Opus 685

Shining Space: Quintet for Horn and Strings (2006)

for Horn and String Quartet

  • Bright Morning Sky
  • I Am the Vine
  • Chasing Windflower

Duration: 17 min.

Dedication: for Hazel Dean Davis and Stephen Hackbarth, in celebration of their marriage, June 24, 2006

Commission: Commissioned by Hazel Dean Davis and Stephen Hackbarth

Publisher: Musik Fabrik

Performance materials available from the publisher.

Shining Space: Quintet for Horn and Strings (2006) was commissioned by and is dedicated to Hazel Dean Davis and Stephen Hackbarth on the occasion of their marriage, June 24, 2006. The work was premiered by James Sommerville, horn with Sarah Kapustin and Francesca Anderegg, violins, Nathan Burke, viola, and Peter Lorenzo Anderegg, cello.


The basic musical material for the work is a set of intervals which is gradually “expanded outward”—moving from close dissonance to luminous consonance. This could be seen to represent a sense of freedom, growth, and a bright future.


The first movement, Bright Morning Sky, begins vibrantly with ecstatic ringing in the higher strings.
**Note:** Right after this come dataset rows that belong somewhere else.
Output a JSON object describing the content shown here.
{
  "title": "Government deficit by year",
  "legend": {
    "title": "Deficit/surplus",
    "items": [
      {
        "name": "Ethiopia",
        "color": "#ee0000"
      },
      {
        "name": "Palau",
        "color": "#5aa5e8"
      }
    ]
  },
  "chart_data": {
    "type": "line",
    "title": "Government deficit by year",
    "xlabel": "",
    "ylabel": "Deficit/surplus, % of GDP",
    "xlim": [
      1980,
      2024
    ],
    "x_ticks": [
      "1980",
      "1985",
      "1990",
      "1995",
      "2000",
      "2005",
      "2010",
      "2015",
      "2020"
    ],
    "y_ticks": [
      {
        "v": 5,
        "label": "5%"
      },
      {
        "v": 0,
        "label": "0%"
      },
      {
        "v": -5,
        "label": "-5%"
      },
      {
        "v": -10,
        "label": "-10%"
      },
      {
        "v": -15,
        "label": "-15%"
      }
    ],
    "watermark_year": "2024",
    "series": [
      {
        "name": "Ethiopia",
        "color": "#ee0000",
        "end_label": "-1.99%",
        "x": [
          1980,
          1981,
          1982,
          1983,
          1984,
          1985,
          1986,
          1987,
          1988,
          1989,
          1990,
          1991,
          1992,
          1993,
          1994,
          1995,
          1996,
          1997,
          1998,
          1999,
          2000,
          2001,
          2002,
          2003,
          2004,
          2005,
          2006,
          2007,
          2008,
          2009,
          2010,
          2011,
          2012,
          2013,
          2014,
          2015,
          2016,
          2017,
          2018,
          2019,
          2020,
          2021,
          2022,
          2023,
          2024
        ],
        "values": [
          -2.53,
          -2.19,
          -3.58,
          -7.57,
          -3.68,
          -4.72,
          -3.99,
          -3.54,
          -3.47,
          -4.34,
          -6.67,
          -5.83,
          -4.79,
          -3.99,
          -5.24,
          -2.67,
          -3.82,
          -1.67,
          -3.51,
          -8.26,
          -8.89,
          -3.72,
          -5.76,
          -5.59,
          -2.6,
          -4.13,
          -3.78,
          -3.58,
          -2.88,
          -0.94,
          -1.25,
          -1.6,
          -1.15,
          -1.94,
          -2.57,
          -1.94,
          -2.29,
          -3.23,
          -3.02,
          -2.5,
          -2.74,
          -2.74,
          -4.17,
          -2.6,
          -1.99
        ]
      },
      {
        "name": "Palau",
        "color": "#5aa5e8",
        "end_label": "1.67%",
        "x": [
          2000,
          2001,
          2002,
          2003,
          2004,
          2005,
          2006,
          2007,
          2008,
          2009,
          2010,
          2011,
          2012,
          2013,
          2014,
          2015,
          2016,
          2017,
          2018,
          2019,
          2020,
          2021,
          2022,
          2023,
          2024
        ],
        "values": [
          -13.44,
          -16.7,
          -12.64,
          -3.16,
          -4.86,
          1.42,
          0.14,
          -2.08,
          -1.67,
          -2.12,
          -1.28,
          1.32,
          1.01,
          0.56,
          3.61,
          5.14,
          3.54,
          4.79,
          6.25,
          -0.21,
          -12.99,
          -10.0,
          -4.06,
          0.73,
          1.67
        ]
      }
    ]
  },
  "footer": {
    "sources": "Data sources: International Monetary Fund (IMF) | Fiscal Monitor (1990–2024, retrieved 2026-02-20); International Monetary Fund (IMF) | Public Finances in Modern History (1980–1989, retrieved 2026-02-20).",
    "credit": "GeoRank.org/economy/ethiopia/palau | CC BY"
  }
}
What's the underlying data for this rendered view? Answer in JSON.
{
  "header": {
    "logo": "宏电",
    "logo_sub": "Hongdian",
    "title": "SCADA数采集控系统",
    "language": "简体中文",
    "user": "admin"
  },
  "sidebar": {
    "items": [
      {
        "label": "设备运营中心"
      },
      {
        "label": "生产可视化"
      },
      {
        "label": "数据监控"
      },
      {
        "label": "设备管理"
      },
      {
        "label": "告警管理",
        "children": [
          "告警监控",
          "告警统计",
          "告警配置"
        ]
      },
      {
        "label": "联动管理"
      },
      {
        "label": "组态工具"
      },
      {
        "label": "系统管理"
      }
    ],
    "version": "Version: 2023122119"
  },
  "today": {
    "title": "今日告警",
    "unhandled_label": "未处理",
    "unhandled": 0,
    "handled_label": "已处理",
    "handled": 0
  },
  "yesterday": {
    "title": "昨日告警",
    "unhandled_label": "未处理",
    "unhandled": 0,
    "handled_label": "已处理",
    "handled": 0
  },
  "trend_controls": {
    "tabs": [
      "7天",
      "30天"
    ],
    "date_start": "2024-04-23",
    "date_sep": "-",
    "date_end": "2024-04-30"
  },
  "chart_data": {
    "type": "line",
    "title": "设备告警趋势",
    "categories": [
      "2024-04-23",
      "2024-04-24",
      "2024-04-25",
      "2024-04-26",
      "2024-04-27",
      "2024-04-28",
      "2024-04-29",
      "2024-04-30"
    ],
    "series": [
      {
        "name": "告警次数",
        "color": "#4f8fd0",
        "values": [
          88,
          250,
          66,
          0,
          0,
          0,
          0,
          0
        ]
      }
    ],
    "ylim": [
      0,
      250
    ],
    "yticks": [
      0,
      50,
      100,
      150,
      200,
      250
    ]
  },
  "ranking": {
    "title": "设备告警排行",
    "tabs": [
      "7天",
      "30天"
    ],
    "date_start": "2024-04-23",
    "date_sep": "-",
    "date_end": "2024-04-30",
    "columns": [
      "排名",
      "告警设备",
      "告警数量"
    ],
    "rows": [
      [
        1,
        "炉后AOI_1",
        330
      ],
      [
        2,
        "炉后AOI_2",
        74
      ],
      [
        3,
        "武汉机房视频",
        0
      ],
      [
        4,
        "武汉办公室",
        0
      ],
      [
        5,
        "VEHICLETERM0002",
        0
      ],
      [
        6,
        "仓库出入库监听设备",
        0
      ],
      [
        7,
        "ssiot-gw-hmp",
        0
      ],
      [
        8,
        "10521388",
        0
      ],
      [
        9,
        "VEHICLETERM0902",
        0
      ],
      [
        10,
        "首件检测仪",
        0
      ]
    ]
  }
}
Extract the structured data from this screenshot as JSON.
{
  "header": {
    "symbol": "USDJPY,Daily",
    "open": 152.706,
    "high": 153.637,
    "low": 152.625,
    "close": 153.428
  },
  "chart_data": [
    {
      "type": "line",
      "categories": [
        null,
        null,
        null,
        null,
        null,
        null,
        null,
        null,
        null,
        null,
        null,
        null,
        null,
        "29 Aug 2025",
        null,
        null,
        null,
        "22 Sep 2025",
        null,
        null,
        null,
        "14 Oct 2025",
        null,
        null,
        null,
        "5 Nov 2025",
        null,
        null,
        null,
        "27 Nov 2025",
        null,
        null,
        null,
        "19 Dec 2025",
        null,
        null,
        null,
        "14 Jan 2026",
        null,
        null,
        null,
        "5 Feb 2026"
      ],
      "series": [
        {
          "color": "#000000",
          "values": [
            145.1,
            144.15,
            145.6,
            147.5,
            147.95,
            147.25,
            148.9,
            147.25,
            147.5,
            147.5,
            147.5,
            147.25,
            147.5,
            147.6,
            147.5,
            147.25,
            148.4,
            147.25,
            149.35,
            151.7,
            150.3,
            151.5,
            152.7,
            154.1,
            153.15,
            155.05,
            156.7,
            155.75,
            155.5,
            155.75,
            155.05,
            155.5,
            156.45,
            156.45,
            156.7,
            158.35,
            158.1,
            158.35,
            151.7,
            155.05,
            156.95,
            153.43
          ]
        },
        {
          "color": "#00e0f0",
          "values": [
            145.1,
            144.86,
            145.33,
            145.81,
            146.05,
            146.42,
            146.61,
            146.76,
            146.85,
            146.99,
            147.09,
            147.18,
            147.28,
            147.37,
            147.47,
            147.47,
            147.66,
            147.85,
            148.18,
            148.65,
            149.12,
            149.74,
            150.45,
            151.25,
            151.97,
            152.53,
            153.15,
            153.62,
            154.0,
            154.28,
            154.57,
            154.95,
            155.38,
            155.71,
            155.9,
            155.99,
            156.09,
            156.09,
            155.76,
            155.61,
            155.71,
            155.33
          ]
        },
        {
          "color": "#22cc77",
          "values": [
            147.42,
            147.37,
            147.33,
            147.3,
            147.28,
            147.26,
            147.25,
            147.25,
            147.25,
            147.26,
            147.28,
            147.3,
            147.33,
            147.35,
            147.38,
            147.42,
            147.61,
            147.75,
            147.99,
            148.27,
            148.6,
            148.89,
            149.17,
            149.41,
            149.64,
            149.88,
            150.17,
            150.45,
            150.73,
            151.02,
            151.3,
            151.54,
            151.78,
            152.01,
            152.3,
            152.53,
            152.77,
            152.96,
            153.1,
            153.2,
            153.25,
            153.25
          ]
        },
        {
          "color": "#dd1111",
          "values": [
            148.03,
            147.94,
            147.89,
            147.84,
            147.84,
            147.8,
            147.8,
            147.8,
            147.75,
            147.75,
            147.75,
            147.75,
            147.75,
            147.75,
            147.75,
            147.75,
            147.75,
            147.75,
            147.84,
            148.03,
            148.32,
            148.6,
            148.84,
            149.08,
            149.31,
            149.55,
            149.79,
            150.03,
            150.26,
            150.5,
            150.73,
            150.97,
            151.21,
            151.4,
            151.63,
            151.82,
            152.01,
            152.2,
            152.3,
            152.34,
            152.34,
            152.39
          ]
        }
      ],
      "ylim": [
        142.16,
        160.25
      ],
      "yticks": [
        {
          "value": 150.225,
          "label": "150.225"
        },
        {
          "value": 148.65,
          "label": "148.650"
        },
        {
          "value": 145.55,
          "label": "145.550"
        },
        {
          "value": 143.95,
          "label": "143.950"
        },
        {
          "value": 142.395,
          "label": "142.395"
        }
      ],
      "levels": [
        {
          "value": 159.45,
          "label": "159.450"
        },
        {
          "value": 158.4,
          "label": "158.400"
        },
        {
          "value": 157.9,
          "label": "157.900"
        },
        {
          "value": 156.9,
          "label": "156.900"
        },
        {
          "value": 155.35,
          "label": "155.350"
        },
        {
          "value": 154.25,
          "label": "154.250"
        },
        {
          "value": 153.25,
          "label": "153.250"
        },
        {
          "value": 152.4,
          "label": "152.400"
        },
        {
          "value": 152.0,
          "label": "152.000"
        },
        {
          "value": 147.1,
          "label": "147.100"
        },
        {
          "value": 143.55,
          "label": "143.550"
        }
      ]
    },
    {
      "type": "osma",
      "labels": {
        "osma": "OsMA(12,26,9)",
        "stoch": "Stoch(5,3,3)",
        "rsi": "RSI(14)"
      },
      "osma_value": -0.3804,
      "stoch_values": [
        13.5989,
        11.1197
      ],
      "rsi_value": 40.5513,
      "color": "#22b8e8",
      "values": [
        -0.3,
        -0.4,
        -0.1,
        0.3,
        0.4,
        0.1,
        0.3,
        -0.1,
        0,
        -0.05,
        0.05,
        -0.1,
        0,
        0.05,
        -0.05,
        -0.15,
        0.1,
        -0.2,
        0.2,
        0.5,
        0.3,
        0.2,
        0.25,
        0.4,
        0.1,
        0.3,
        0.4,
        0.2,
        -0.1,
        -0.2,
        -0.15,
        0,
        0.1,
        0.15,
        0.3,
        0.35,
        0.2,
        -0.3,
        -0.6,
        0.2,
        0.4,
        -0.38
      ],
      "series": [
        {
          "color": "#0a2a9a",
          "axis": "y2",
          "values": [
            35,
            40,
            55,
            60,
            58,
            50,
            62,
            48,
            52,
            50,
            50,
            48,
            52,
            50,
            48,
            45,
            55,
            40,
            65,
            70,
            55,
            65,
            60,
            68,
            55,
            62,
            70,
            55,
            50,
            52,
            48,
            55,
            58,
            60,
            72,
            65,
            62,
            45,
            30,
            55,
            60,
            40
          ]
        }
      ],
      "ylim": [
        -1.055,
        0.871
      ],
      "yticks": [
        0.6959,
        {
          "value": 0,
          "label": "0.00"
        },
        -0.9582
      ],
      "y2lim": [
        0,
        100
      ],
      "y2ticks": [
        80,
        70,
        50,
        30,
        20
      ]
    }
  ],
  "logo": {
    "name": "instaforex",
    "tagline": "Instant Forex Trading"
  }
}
The cello presents the work’s basic pitch material in dramatic gestures. The horn then enters: first abortively and then affirmatively—changing the texture to focus on itself. The horn continues lyrical melodic development while the strings react, dissipating their initial energy. Nervous tremolos in the strings start to build back energy again, leading to a wild climax. The music then relaxes into the next section marked “Slow, suspended.” The horn and strings interact melodically, supported by luminous harmonies. The nervous tremolos return, regaining energy towards the coda. The work ends with the ecstatic ringing of the opening—but, this time, the harmonic material is open and bright.

The second movement, I Am the Vine, is serene and expressive – consisting of a series of canons which develop, break-off, and start again. The canons are almost always in two voices—representing two lives intertwining.

The third movement, Chasing Windflower, returns to the energy of the opening movement. However, the harmonic language begins this time with the open sonorities. Darker colors (from the first movement) continue to interject, but are always overwhelmed by a sense of free-wheeling excitement. The work presses on to an ecstatic coda—with a sense of unfettered joy.